Dentro del país, esa ausencia de pánico parece crecer a medida que uno se acerca al frente. Y pocos viven tan cerca como Nevynna y su madre.

"Cuando me despierto por la mañana y el techo y las ventanas están intactos, digo gloria a Dios", dice Dzyuba, que se niega a salir de su casa. Con nada más que una pensión de 3.000 hryvnia ($106) por mes entre las dos, "¿qué es entonces la vida?"

En una tarde reciente todo estaba tranquilo, pero Dzyuba sentía ansiedad nada más de estar afuera a la vista de posibles francotiradores. Le pidió a un fotógrafo que se diera prisa mientras tomaba fotos en el jardín. Su vecino a un lado murió en la lucha. Los del otro lado, huyeron una vez que su casa fue atacada. Algunas trincheras defensivas vacías ahora ocupan el jardín detrás de su casa. A lo largo de la calle, la mayoría de las casas tienen las ventanas tapiadas y marcas de metralla en sus paredes.

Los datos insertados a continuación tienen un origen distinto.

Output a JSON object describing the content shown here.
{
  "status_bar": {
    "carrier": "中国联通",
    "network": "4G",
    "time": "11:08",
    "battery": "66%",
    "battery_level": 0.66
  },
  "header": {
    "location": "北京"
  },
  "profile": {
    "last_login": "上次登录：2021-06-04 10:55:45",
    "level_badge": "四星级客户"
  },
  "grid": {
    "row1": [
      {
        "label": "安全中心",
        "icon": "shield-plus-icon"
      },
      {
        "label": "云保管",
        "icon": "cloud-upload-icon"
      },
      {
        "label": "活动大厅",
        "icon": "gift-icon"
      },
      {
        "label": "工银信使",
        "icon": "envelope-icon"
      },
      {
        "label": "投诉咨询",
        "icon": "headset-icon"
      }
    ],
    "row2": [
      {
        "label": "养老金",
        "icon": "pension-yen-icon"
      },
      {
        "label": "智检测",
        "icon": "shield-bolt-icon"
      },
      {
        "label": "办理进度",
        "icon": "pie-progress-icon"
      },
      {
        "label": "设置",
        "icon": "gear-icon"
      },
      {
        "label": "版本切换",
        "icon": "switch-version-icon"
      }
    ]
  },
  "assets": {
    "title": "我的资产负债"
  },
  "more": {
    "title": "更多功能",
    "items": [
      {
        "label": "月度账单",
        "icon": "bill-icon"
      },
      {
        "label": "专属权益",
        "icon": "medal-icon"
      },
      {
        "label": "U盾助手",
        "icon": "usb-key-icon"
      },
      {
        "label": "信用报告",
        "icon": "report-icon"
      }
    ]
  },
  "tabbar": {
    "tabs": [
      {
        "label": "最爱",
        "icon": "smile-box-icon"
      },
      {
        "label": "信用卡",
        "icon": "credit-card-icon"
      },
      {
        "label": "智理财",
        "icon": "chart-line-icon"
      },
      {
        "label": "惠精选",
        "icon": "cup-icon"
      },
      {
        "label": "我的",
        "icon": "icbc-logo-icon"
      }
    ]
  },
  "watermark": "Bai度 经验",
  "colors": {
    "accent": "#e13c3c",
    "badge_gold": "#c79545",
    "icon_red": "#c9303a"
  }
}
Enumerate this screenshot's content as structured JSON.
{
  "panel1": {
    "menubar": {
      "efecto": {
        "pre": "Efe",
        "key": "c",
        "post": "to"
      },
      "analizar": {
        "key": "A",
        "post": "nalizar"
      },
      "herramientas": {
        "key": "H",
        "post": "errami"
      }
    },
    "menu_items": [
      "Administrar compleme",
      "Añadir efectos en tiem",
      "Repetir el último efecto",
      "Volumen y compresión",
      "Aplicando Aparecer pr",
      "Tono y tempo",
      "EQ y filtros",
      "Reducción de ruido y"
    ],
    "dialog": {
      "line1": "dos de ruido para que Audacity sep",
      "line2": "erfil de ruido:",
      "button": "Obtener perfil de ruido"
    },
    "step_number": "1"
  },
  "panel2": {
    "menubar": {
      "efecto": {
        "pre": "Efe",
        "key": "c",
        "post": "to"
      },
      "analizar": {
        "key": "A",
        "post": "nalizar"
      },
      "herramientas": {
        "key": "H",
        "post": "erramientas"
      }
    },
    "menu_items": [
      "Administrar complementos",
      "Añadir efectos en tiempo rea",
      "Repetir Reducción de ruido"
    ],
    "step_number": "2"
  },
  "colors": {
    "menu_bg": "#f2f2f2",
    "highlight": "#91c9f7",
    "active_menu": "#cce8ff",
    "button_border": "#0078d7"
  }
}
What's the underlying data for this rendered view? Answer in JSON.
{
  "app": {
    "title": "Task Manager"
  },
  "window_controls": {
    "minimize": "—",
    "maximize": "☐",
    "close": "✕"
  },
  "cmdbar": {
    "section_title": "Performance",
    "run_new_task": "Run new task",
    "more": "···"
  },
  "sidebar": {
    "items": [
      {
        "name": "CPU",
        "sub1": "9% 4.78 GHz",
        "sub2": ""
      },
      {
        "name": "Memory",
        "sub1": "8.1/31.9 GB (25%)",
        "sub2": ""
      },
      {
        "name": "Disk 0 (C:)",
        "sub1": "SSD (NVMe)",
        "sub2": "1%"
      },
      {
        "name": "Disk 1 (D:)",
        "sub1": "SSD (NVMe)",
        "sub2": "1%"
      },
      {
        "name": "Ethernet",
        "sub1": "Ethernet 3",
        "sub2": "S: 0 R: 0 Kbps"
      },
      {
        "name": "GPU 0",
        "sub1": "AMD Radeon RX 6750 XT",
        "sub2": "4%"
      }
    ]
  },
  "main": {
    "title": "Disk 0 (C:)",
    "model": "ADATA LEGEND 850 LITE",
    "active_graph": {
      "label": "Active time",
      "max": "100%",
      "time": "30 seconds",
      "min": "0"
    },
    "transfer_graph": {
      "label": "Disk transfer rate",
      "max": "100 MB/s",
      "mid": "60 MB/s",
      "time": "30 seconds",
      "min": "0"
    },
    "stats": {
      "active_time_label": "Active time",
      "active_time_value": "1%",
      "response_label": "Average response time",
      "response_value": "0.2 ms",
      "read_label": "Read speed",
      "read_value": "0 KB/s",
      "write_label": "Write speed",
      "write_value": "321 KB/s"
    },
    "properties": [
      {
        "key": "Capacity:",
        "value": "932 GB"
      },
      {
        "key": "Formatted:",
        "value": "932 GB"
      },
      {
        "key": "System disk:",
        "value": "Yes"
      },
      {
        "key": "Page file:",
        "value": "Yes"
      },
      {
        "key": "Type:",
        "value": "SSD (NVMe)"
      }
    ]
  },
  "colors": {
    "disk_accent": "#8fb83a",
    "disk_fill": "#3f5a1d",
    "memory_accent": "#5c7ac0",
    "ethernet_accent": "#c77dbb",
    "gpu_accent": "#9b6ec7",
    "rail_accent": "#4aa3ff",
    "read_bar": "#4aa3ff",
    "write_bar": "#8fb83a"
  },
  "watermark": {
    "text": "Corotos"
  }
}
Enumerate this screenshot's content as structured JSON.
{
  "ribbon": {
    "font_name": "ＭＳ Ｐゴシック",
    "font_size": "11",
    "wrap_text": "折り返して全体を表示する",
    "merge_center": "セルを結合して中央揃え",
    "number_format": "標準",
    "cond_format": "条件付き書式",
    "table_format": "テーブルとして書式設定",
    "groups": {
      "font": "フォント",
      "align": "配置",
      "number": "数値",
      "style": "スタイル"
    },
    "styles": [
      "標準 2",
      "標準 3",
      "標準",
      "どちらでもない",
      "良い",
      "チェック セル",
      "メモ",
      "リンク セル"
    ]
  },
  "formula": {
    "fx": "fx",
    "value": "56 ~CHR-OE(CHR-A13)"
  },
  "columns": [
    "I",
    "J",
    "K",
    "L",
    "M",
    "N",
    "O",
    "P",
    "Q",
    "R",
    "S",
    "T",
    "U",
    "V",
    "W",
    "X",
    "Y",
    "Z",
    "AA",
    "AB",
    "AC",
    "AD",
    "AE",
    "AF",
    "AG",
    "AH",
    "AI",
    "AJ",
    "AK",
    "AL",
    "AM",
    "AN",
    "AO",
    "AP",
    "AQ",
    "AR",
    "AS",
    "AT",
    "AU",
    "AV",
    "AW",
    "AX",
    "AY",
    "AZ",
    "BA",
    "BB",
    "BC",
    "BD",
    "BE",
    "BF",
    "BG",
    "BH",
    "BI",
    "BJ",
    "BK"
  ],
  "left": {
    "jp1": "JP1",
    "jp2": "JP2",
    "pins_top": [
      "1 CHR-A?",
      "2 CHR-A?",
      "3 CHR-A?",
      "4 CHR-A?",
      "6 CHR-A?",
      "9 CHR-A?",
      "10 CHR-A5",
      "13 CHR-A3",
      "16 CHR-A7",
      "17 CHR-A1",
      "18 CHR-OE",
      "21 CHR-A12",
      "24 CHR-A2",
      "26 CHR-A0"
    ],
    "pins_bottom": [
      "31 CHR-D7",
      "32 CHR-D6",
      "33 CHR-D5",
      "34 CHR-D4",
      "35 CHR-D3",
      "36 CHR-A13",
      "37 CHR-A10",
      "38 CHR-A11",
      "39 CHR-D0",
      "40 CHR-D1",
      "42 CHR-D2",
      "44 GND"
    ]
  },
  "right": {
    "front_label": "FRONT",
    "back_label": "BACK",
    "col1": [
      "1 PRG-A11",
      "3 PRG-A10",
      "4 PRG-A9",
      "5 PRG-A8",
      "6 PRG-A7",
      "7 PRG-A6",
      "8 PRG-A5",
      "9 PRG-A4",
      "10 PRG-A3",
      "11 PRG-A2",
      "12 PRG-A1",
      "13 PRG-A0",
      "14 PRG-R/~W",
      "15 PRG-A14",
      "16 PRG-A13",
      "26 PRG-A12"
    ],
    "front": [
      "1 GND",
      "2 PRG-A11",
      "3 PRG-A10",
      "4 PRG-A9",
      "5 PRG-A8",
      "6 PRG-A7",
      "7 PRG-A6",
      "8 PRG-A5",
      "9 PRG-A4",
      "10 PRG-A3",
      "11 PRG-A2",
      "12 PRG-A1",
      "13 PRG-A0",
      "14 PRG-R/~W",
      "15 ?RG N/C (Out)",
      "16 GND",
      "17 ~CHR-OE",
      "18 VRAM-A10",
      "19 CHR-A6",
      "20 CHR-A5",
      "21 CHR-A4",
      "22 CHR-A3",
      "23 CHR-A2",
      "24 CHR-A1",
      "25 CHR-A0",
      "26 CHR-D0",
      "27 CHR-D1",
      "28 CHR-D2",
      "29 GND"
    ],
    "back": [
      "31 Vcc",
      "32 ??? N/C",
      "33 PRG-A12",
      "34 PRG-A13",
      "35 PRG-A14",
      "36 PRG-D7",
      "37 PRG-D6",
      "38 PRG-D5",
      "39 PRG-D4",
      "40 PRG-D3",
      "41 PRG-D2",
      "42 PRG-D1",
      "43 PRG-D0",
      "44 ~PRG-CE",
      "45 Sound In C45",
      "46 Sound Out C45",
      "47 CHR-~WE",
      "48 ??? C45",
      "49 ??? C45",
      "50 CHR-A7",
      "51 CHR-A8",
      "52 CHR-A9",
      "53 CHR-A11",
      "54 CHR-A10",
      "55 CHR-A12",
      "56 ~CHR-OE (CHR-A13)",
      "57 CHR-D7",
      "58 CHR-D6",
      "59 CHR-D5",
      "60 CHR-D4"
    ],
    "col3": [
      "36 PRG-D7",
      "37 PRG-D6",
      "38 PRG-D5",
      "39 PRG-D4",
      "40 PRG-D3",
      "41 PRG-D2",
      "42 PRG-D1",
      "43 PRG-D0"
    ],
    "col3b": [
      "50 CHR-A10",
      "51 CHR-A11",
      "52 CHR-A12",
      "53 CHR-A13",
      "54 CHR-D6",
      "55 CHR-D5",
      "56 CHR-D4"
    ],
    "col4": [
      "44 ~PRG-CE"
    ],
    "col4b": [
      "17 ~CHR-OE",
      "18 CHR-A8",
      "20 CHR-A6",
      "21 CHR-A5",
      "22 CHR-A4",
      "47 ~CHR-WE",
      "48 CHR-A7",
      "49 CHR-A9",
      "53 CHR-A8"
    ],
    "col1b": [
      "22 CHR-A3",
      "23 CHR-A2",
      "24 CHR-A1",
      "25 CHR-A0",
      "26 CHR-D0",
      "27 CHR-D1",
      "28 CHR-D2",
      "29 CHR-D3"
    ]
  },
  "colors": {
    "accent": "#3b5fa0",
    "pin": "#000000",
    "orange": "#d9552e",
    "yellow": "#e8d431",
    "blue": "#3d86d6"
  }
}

Es difícil entender cómo se sienten realmente Dzyuba y su hija sobre su posición en cuanto al conflicto entre Ucrania y Rusia. Ellas no son personas políticas. Pero se puede palpar el temor de Dzyuba de que algo que ella diga pueda generar represalias de parte de cualquiera de los bandos. Ella dice que conversa con las tropas ucranianas, a quienes les entregó el proyectil de mortero sin detonar que cayó en su ático. Sin embargo, un pelotón borracho también le disparó por error a un vecino en la pierna, dice ella. Además, ¿Y si algún día llegan las tropas de la DNR?

Una pared rociada de balas en frente de una propiedad abandonada al lado de la última propiedad todavía ocupada en una casa donde se han adosado trincheras ucranianas en Marinka. FOTO: Bloomberg por Christopher Occhicone.

Dado el sufrimiento que la división y el conflicto han causado en el frente, no es de extrañar que las encuestas de opinión sugieran que el apoyo para unirse a la Unión Europea o a la Organización del Tratado del Atlántico Norte sigue siendo más débil en el este de Ucrania, incluso si eso no necesariamente se traduce en apoyo a una invasión rusa.

"Deberían hacer algo para renovar las relaciones entre Rusia y Ucrania y poner fin a este conflicto", dijo Nevynna.

Dzyuba, quien sufre de bocio y problemas cardíacos, duda que viva para ver ese día o a su sobrino que vive al otro lado de la línea. "Estamos viviendo encima de un barril de pólvora", dijo.